My father wanted me to study law. He was concerned there was no money in palaeontology, and there was always pressure from my family and peers, so I did a law degree. But when I was 26 and living in London, I started a degree at the University of London in environmental science, majoring in geology.
To support myself while I was studying, I took a job in a laboratory that did asbestos analysis, anthrax testing and surveying. I got the job basically because I knew how to use a microscope! After a while I was promoted to head of the laboratory. The increase in salary made it more difficult to think about pursuing a career in palaeontology but I went on to do a postgraduate degree in environmental change to keep my options open.

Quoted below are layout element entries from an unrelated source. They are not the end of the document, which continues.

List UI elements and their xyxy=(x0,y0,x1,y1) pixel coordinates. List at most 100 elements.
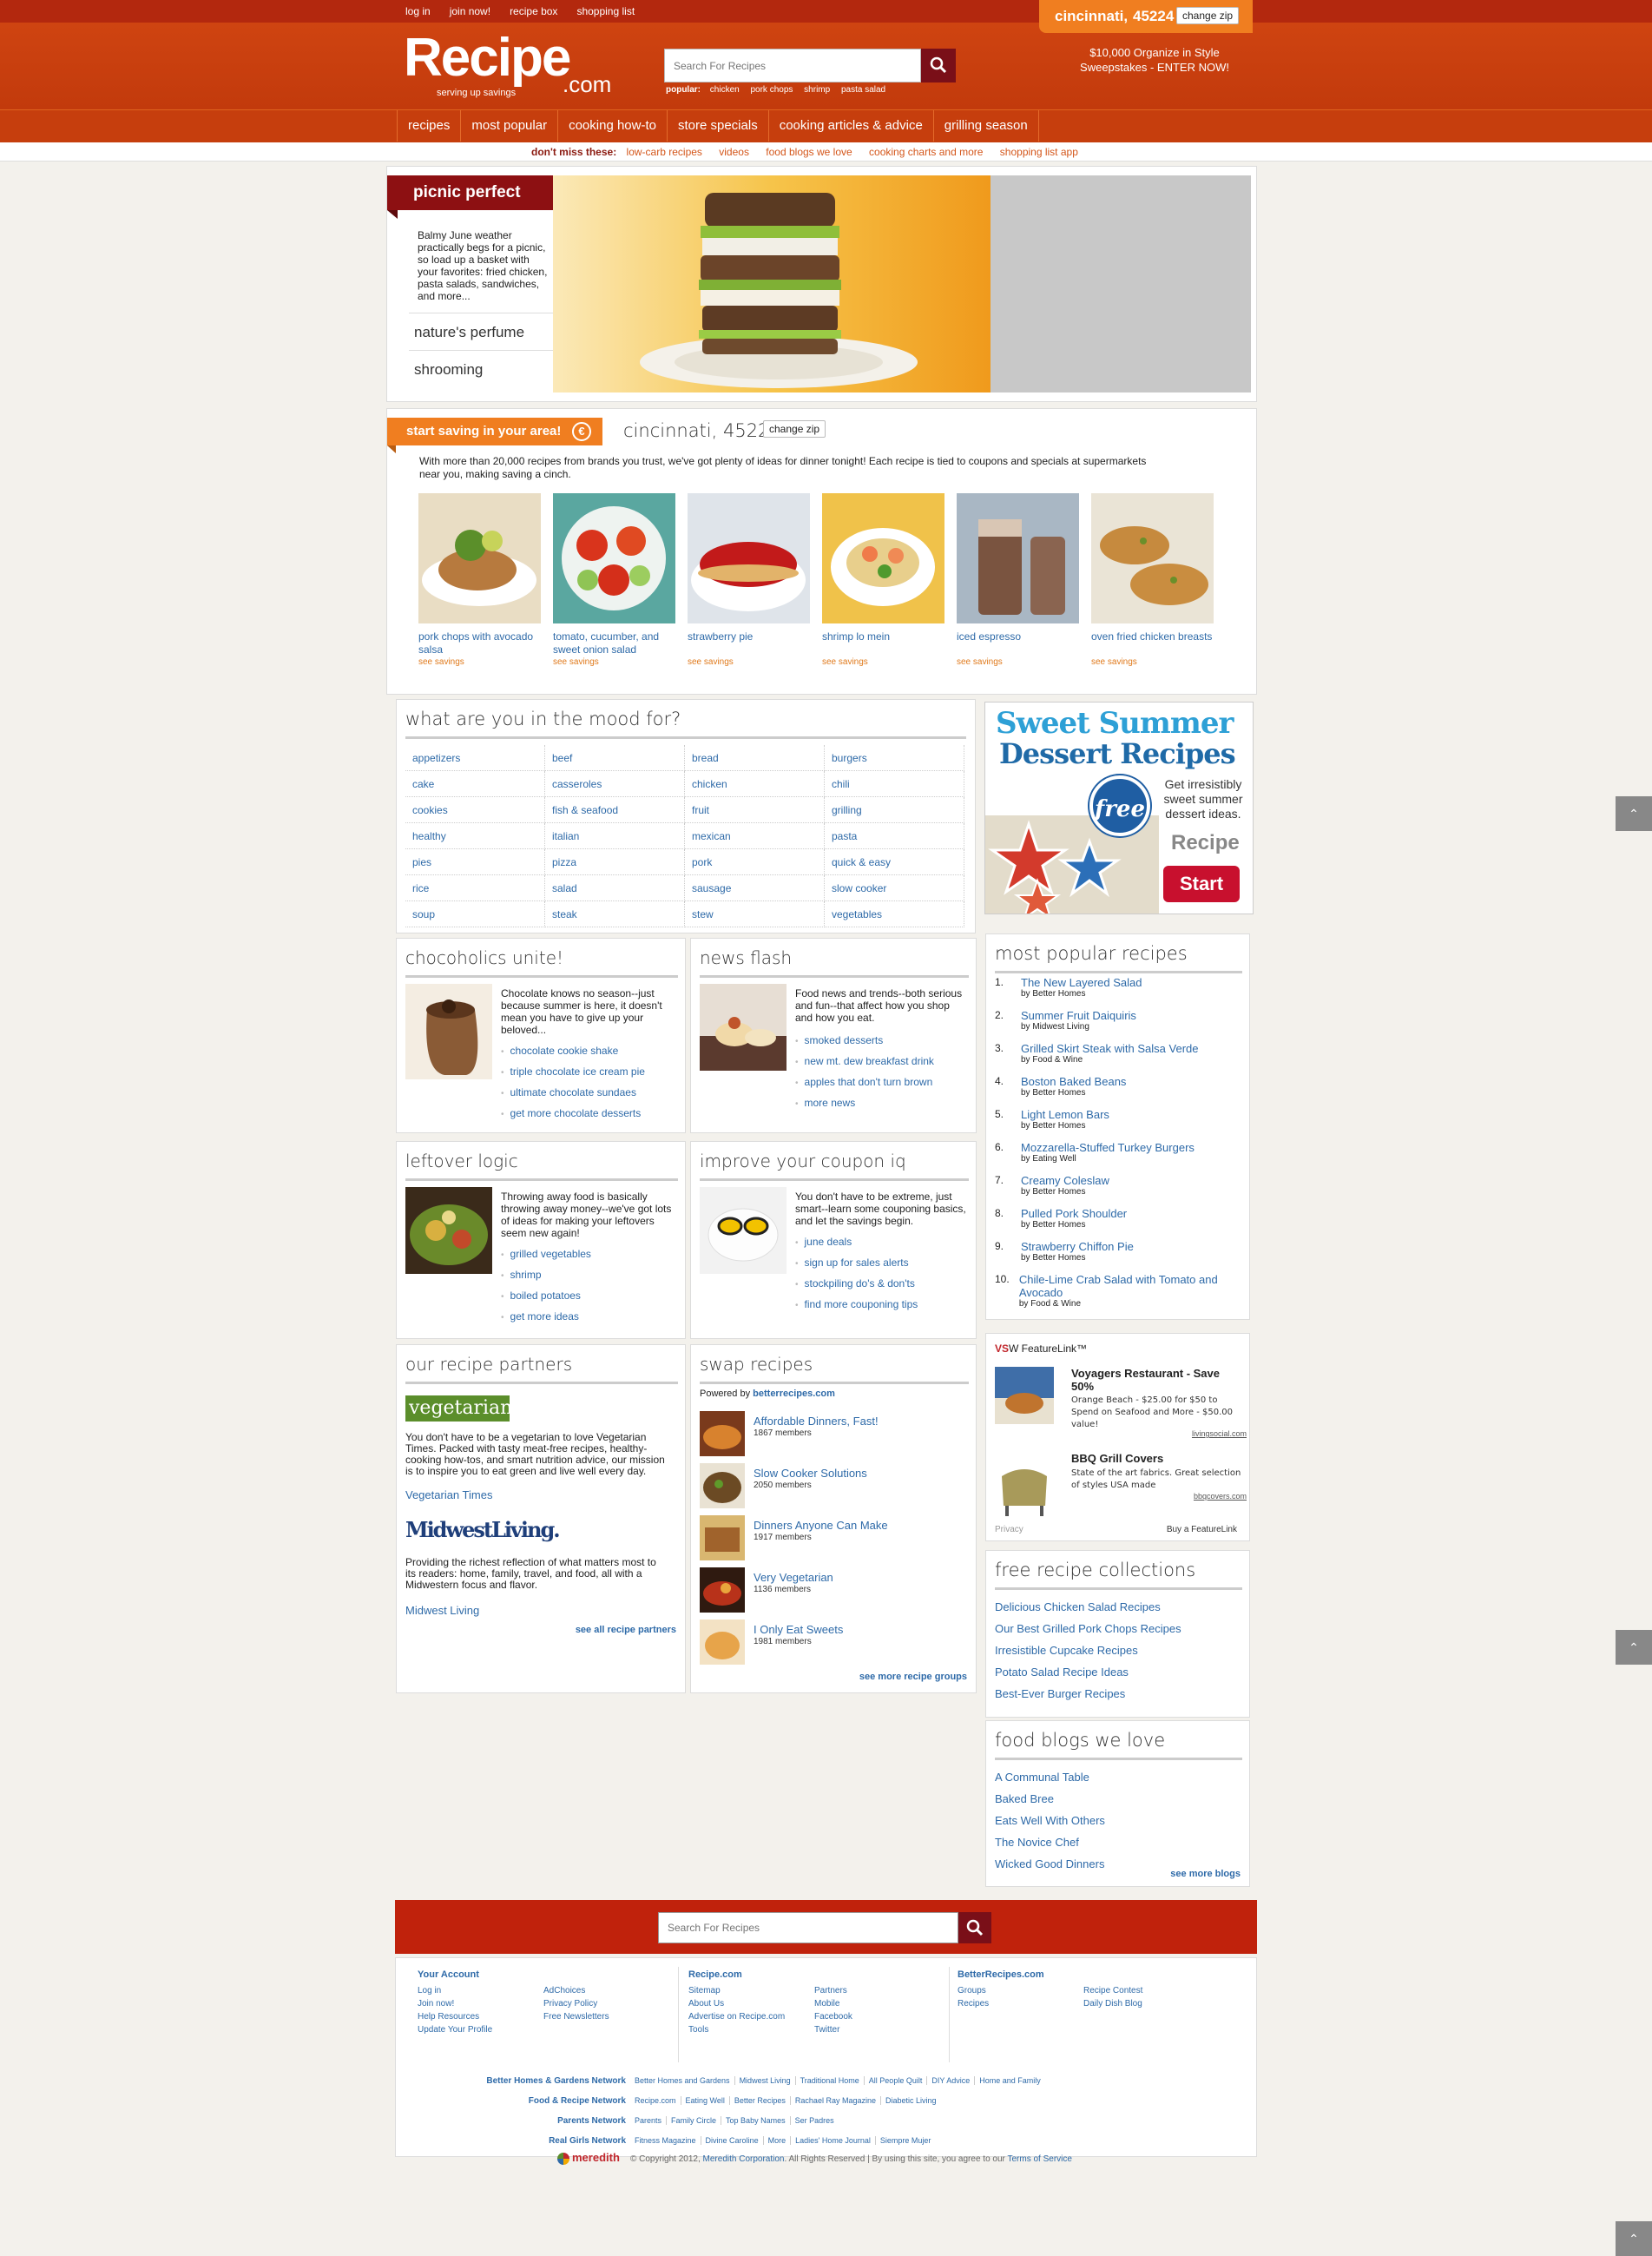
mood-link[interactable]: fruit xyxy=(685,797,825,823)
network-link[interactable]: Recipe.com xyxy=(630,2096,681,2105)
nav-cooking-how-to[interactable]: cooking how-to xyxy=(557,110,667,142)
group-name[interactable]: Very Vegetarian xyxy=(754,1571,833,1584)
sandwich-photo[interactable] xyxy=(553,175,991,392)
network-link[interactable]: Diabetic Living xyxy=(881,2096,941,2105)
nav-grilling-season[interactable]: grilling season xyxy=(932,110,1039,142)
mood-link[interactable]: casseroles xyxy=(545,771,685,797)
mood-link[interactable]: chicken xyxy=(685,771,825,797)
swap-group[interactable]: Affordable Dinners, Fast! 1867 members xyxy=(700,1411,969,1460)
recipe-card[interactable]: tomato, cucumber, and sweet onion salad … xyxy=(553,493,675,667)
group-name[interactable]: Affordable Dinners, Fast! xyxy=(754,1415,879,1428)
mood-link[interactable]: steak xyxy=(545,901,685,927)
footer-link[interactable]: Join now! xyxy=(418,1997,492,2010)
change-zip-button[interactable]: change zip xyxy=(1176,7,1240,24)
mood-link[interactable]: bread xyxy=(685,745,825,771)
group-name[interactable]: Slow Cooker Solutions xyxy=(754,1467,867,1480)
network-link[interactable]: Divine Caroline xyxy=(701,2136,764,2145)
dessert-photo[interactable] xyxy=(700,984,787,1071)
footer-search-button[interactable] xyxy=(958,1912,991,1943)
mood-link[interactable]: pizza xyxy=(545,849,685,875)
recipe-card[interactable]: iced espresso see savings xyxy=(957,493,1079,667)
blog-link[interactable]: The Novice Chef xyxy=(995,1831,1105,1853)
see-savings-link[interactable]: see savings xyxy=(957,657,1079,667)
mood-link[interactable]: pies xyxy=(405,849,545,875)
mood-link[interactable]: grilling xyxy=(825,797,964,823)
footer-link[interactable]: Advertise on Recipe.com xyxy=(688,2010,785,2023)
mood-link[interactable]: stew xyxy=(685,901,825,927)
recipe-box-link[interactable]: recipe box xyxy=(510,0,567,23)
mood-link[interactable]: pasta xyxy=(825,823,964,849)
collection-link[interactable]: Potato Salad Recipe Ideas xyxy=(995,1661,1181,1683)
mood-link[interactable]: chili xyxy=(825,771,964,797)
footer-link[interactable]: Partners xyxy=(814,1984,852,1997)
group-name[interactable]: Dinners Anyone Can Make xyxy=(754,1519,888,1532)
box-link[interactable]: smoked desserts xyxy=(795,1031,934,1052)
network-label[interactable]: Parents Network xyxy=(396,2116,626,2126)
see-all-partners-link[interactable]: see all recipe partners xyxy=(576,1625,676,1635)
tomato-salad-photo[interactable] xyxy=(553,493,675,623)
network-link[interactable]: Home and Family xyxy=(975,2076,1045,2085)
box-link[interactable]: ultimate chocolate sundaes xyxy=(501,1083,645,1104)
popular-recipe-item[interactable]: 5. Light Lemon Bars by Better Homes xyxy=(995,1108,1247,1141)
footer-link[interactable]: Update Your Profile xyxy=(418,2023,492,2036)
popular-recipe-item[interactable]: 8. Pulled Pork Shoulder by Better Homes xyxy=(995,1207,1247,1240)
popular-recipe-link[interactable]: Mozzarella-Stuffed Turkey Burgers xyxy=(1021,1141,1195,1154)
blog-link[interactable]: Eats Well With Others xyxy=(995,1810,1105,1831)
terms-link[interactable]: Terms of Service xyxy=(1007,2154,1071,2164)
mood-link[interactable]: slow cooker xyxy=(825,875,964,901)
recipe-card[interactable]: shrimp lo mein see savings xyxy=(822,493,944,667)
collection-link[interactable]: Delicious Chicken Salad Recipes xyxy=(995,1596,1181,1618)
recipe-name[interactable]: iced espresso xyxy=(957,630,1079,657)
mood-link[interactable]: cake xyxy=(405,771,545,797)
see-savings-link[interactable]: see savings xyxy=(418,657,541,667)
recipe-card[interactable]: strawberry pie see savings xyxy=(688,493,810,667)
shrimp-lo-mein-photo[interactable] xyxy=(822,493,944,623)
swap-group[interactable]: I Only Eat Sweets 1981 members xyxy=(700,1619,969,1668)
piggy-bank-photo[interactable] xyxy=(700,1187,787,1274)
mood-link[interactable]: rice xyxy=(405,875,545,901)
fried-chicken-photo[interactable] xyxy=(1091,493,1214,623)
nav-most-popular[interactable]: most popular xyxy=(460,110,557,142)
see-more-groups-link[interactable]: see more recipe groups xyxy=(859,1672,967,1682)
network-link[interactable]: Top Baby Names xyxy=(721,2116,791,2125)
box-link[interactable]: sign up for sales alerts xyxy=(795,1253,918,1274)
dont-miss-link[interactable]: videos xyxy=(719,146,749,158)
featurelink-item[interactable]: BBQ Grill Covers State of the art fabric… xyxy=(995,1452,1247,1521)
dont-miss-link[interactable]: cooking charts and more xyxy=(869,146,983,158)
popular-link[interactable]: chicken xyxy=(710,85,740,95)
change-zip-button[interactable]: change zip xyxy=(763,420,826,438)
betterrecipes-link[interactable]: betterrecipes.com xyxy=(753,1389,835,1399)
box-link[interactable]: apples that don't turn brown xyxy=(795,1072,934,1093)
see-savings-link[interactable]: see savings xyxy=(1091,657,1214,667)
popular-recipe-item[interactable]: 3. Grilled Skirt Steak with Salsa Verde by… xyxy=(995,1042,1247,1075)
join-link[interactable]: join now! xyxy=(450,0,500,23)
popular-recipe-item[interactable]: 4. Boston Baked Beans by Better Homes xyxy=(995,1075,1247,1108)
group-photo[interactable] xyxy=(700,1411,745,1456)
popular-recipe-link[interactable]: Light Lemon Bars xyxy=(1021,1108,1109,1121)
mood-link[interactable]: vegetables xyxy=(825,901,964,927)
swap-group[interactable]: Dinners Anyone Can Make 1917 members xyxy=(700,1515,969,1564)
dont-miss-link[interactable]: shopping list app xyxy=(1000,146,1078,158)
featurelink-item-title[interactable]: Voyagers Restaurant - Save 50% xyxy=(1071,1367,1245,1393)
mood-link[interactable]: pork xyxy=(685,849,825,875)
iced-espresso-photo[interactable] xyxy=(957,493,1079,623)
meredith-logo[interactable]: meredith xyxy=(572,2151,620,2164)
group-photo[interactable] xyxy=(700,1619,745,1665)
mood-link[interactable]: italian xyxy=(545,823,685,849)
restaurant-photo[interactable] xyxy=(995,1367,1054,1424)
popular-recipe-item[interactable]: 7. Creamy Coleslaw by Better Homes xyxy=(995,1174,1247,1207)
popular-recipe-link[interactable]: Grilled Skirt Steak with Salsa Verde xyxy=(1021,1042,1198,1055)
popular-recipe-item[interactable]: 2. Summer Fruit Daiquiris by Midwest Livin… xyxy=(995,1009,1247,1042)
sweepstakes-promo[interactable]: $10,000 Organize in Style Sweepstakes - … xyxy=(1068,45,1241,75)
vegetarian-times-link[interactable]: Vegetarian Times xyxy=(405,1488,492,1501)
see-savings-link[interactable]: see savings xyxy=(553,657,675,667)
recipe-name[interactable]: tomato, cucumber, and sweet onion salad xyxy=(553,630,675,657)
recipe-name[interactable]: oven fried chicken breasts xyxy=(1091,630,1214,657)
popular-recipe-item[interactable]: 9. Strawberry Chiffon Pie by Better Homes xyxy=(995,1240,1247,1273)
mood-link[interactable]: salad xyxy=(545,875,685,901)
popular-recipe-link[interactable]: Strawberry Chiffon Pie xyxy=(1021,1240,1134,1253)
swap-group[interactable]: Slow Cooker Solutions 2050 members xyxy=(700,1463,969,1512)
mood-link[interactable]: quick & easy xyxy=(825,849,964,875)
footer-link[interactable]: Groups xyxy=(958,1984,1044,1997)
network-link[interactable]: Better Recipes xyxy=(729,2096,791,2105)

During this time, I was promoted again to quality manager and head of department; I did ISO 14001; and I got married. It was by then difficult to give up my management role, which I enjoyed. I had two options: to do a PhD or to pursue palaeontology as a hobby. In the end, whenever there was a time in my life when I could have enrolled on a PhD, something happened to stop me -- either I didn't have the time, or perhaps I didn't have the courage at the right moment -- so palaeontology became my hobby.
I used to travel to the Dorset coast -- to Lyme Regis or Chesil Beach -- every weekend, looking for fossils. I love the smell of the open air, the smell of the rocks. It's a fascination with things that are old. Most people don't understand it; they will say: "Rocks are so boring." But when you open up a rock and see an organism inside that populated Earth millions of years ago, it's amazing. When I moved to Kent, I started going fossil collecting on the Isle of Sheppey, and my wife and first child would come with me sometimes.
I have three children now and once a month we go to the Natural History Museum. I first visited the museum 17 years ago, and I've probably been 200 times. But every time I go I still have a childlike excitement.
Seven years ago we moved to Cheltenham in Gloucestershire when I took a job in the area. We're surrounded by the Cotswolds, which are hills from the Jurassic period 201-145 million years ago. I live near Cleeve Hill, and I spend a couple of hours there every weekend. What I enjoy most is the excitement of rediscovery: putting the puzzle together; imagining what the environment would have looked like.
If you want to go fossil hunting, the best time is just after a storm when the rocks are exposed
I'm now a QSHE [quality, safety, health and environment] professional, and I use my knowledge of reading rocks and apply it to what I do at work. It's a way of thinking; it's about being analytical. I look at the bigger picture. I look at each facet of a problem to reach a conclusion. I think: Why? How? Where? If you speak to a lawyer, they might think in terms of years and decades; an archaeologist or historian might think in terms of thousands of years. But if you speak to a geologist, they think in terms of millions of years. We look at the whole picture: the people and the environment.
If you want to go fossil hunting, the best time is just after a storm when the rocks are exposed. In Dorset or on the Isle of Sheppey you can easily find something interesting. Exposed bivalves and ammonites are everywhere; it's down to luck what condition they are in and their size.
What is funny is that I have never found anything memorable. Yet, whenever I go with a friend, they always find something. In 20 years, despite my knowledge, my friends or my six-year-old child will just stumble on a perfect trilobite (extinct marine arthropods that first appeared about 540 million years ago).